Starting an eCommerce Business: Consumer Behavior a ‘Lending Hand’

Brick-and-Mortar retailers around the nation are beginning to see the true impact of eCommerce business. Sears is seeing it with their signature “Craftsman” brand, Sports Authority has had to declare bankruptcy, and the latest rumors say Hudson’s Bay may try to buy Macy’s—one of the biggest retailers in the country. Of course, each has its own costs and challenges, but many brick & mortar companies are finding it hard to compete when more than 15% of the sales they had 10 years ago now go to other online sellers. Though it’s sad to see some of our favorite classic chains close shop, there are no signs of eCommerce growth slowing down.

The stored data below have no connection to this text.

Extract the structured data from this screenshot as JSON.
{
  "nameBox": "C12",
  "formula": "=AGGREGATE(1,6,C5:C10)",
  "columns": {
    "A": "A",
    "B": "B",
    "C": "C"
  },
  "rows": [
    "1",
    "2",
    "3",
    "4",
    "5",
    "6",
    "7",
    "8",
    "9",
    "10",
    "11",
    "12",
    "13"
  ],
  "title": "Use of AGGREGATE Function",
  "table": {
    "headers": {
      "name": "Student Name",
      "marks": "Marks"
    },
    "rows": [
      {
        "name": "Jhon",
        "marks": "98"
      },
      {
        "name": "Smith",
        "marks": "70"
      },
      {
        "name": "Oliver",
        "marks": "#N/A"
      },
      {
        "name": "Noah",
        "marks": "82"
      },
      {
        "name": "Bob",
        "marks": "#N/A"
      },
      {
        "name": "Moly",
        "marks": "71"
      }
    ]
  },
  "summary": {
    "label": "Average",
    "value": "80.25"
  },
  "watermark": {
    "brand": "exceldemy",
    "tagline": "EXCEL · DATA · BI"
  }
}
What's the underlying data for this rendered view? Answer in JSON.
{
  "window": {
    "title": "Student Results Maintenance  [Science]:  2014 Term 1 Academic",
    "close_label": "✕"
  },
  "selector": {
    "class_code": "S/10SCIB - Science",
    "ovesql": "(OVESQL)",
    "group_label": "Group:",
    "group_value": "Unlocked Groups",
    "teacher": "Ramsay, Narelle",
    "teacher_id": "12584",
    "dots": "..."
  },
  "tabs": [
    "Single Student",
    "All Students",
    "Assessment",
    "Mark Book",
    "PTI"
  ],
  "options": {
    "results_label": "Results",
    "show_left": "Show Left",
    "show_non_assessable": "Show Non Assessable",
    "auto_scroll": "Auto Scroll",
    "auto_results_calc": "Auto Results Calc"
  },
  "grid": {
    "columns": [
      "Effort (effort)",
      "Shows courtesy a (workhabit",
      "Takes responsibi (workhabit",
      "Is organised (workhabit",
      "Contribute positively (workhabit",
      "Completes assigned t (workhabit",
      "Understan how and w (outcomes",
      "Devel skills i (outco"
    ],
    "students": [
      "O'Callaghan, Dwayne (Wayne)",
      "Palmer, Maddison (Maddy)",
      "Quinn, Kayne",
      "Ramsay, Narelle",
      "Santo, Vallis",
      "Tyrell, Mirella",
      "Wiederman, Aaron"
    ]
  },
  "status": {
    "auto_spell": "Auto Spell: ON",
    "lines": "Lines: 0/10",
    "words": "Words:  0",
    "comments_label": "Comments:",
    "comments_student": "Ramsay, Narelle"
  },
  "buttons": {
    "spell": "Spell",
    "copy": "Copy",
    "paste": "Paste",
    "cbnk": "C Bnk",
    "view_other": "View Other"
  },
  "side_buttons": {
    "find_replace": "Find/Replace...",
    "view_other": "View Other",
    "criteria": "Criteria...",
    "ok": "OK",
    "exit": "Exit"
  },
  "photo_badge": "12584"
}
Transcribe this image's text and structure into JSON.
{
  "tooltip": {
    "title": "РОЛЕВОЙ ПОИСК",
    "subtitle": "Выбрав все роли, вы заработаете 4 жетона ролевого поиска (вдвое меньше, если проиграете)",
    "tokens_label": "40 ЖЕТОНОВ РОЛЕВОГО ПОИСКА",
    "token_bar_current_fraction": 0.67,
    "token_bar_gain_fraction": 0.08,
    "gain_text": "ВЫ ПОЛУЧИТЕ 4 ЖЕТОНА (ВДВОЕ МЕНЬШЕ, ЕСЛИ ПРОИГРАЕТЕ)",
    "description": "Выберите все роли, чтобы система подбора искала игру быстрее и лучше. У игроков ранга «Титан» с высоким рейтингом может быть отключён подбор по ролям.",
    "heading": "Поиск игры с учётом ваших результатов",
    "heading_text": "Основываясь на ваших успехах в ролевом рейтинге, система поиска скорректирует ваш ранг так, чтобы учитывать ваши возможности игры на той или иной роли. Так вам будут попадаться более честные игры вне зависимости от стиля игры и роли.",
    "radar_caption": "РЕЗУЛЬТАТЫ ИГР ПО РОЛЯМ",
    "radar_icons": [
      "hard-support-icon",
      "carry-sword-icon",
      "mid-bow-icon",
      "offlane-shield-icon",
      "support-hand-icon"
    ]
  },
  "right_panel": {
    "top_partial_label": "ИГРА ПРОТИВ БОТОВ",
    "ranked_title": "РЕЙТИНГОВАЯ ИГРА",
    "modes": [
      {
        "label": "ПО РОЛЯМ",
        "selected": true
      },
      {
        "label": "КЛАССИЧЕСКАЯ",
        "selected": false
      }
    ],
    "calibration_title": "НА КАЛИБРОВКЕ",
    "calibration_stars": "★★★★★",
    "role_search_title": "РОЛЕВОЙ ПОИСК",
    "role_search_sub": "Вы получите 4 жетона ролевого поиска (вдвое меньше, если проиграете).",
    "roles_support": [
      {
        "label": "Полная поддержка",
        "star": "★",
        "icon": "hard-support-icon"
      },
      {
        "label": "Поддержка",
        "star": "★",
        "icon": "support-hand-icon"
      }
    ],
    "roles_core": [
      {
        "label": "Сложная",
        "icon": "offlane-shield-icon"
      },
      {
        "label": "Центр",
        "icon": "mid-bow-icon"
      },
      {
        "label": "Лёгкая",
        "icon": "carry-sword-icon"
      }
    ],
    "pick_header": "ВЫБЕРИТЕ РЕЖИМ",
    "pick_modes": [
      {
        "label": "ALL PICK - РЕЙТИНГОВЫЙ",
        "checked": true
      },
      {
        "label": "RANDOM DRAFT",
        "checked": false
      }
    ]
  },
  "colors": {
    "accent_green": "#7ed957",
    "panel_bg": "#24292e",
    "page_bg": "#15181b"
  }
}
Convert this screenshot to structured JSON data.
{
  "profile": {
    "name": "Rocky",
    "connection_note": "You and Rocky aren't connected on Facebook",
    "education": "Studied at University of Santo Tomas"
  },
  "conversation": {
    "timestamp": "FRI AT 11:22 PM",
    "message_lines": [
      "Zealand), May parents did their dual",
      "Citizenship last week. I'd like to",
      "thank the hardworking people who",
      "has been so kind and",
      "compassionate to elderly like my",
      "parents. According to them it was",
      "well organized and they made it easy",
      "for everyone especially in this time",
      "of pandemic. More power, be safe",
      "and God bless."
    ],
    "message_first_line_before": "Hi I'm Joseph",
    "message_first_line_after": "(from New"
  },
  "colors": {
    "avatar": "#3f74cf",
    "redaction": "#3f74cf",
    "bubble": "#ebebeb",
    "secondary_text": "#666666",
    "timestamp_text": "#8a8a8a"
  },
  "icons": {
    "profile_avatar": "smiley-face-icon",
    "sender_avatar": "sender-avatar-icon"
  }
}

What gives online businesses the upper-hand?

 

Why are online businesses so effective in an extremely competitive retail market? Here are a few explanations for why more and more shoppers are choosing to click their cart rather than push it.

Convenience for the Customer

While consumers generally purchase groceries for near-immediate consumption, products such as clothing, electronics, and other household goods may not have the same level of immediacy of use. In other words, most consumers are content to wait a few days and typically won’t have a strict deadline as to when they need to be in hand.

Although many shoppers enjoy the in-store shopping experience, they’re forced to ask themselves, “Is it really worth leaving my home?” Shoppers know that they can buy the same product online, and depending on the outlet they use, the product should arrive later that week. Why work for the same result? Consumers may lay in their bed and purchase a product without even considering getting dressed. A blissful shopping experience for many shoppers.

Low Costs for eCommerce Businesses

One concept that is often overlooked is the amount of money online businesses save compared to physical locations. No expensive storefronts, no cashiers, and not even the “greeter” who is so dedicated to welcome you to the store or check your receipt suspiciously as you leave (ahem–Costco). Cutting these major costs out of the equation frees the ability to offer lower or more competitive prices, and decreases the chances of going the way of the DoDo bird…or Sports Authority.

Price-Finding Capabilities

If you are shopping in a business like Kohl’s and cannot fathom the price of a sweater you’re considering purchasing, what options do you have? Try the store next door? Buy the over-priced sweater? If you can’t find the price you’re looking for in-store, you might be led into a poor shopping experience.

However, while shopping online, you may look at several websites, businesses, and online stores to find the sweater you want at the best-possible price. The online shopping experience can bring peace of mind, knowing that you have bought the right item at the right price.

Conclusion

Brick-and-mortar sales are still leading eCommerce sales by a large margin. But year-over-year, we are witnessing a growing percentage of eCommerce sales as a total share of retail sales. Companies who adapt to these trends have a fighting chance. However, those who are late to the eCommerce game–or deny it altogether–might just be the next cautionary tale. RIP Sports Authority.